You really only have 1 shot at this. Colleges start noticing you at the latest your junior year. Sure there are a few phenoms who appear out of nowhere in their senior year, but pretty much by the end of your junior year all the major prospects have been identified. Plus you will be making your college applications the fall of your senior year, so you have even less time than you think.
If you increase your mileage to 50mpw using the 10% rule, and splitting up most of your runs (other than your weekly long run) into doubles will significantly reduce your chances of injury. In my opinion, doubles are useful at ANY mileage. If you're only doing 25-25mpw, you would probably only do doubles on your "interval" workout days. At 35+ mpw, doubles can be used for not only your interval days, but also your tempo days. Since you're a fairly slow runner right now, the doubles will be fine because even an easy 3 mile run in the morning will take you quite some time to run, working your aerobic system for a sufficently long enough period.

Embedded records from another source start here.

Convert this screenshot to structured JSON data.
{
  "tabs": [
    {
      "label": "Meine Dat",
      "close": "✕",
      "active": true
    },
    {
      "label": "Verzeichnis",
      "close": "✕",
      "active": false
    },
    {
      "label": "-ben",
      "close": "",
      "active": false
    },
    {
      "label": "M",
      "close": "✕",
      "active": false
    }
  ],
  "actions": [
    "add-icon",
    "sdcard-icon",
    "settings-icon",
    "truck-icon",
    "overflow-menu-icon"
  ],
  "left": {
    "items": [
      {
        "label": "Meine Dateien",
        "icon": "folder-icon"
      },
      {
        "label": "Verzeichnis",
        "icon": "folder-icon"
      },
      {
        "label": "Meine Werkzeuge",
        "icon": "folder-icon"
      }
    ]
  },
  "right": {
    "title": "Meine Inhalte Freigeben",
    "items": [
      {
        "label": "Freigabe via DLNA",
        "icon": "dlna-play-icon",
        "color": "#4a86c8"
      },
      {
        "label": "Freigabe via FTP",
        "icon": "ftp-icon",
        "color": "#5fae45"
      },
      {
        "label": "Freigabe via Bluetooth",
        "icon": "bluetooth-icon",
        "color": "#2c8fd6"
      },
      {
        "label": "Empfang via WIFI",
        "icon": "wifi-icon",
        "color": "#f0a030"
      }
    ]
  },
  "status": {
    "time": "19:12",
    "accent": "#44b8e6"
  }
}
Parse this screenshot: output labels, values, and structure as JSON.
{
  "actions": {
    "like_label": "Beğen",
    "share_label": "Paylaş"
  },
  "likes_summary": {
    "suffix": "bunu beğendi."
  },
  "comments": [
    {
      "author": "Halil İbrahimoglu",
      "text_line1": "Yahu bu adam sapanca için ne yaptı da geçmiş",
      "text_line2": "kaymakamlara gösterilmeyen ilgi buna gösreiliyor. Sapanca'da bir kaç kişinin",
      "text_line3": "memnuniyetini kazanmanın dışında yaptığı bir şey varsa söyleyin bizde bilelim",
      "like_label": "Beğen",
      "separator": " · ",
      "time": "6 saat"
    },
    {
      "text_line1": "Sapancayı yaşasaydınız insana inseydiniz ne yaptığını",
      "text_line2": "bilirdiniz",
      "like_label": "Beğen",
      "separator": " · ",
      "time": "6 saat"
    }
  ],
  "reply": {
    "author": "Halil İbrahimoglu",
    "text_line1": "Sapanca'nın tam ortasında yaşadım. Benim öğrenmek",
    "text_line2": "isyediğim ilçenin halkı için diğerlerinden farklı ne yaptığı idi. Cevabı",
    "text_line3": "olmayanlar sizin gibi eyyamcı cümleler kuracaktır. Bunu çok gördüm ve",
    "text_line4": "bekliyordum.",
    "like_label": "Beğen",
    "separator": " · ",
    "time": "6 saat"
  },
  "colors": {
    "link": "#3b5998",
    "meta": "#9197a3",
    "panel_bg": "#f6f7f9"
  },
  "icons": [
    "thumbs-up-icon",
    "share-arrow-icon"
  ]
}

But yeah, if you want to take the safe route, stick with 35 and "see how it goes" next year. After that you will only have 1 year left to get yourself into the 18s/19s to run at the college level, which frankly probably isn't going to happen. The girls who run in the 18s have been fast since they were freshman or sophomores.
I guess your final fall-back option is NCAA D3, because pretty much anyone can "walk-on" to the team. But I'm talking about scholarship, recruited athletes at D1 and D2 schools.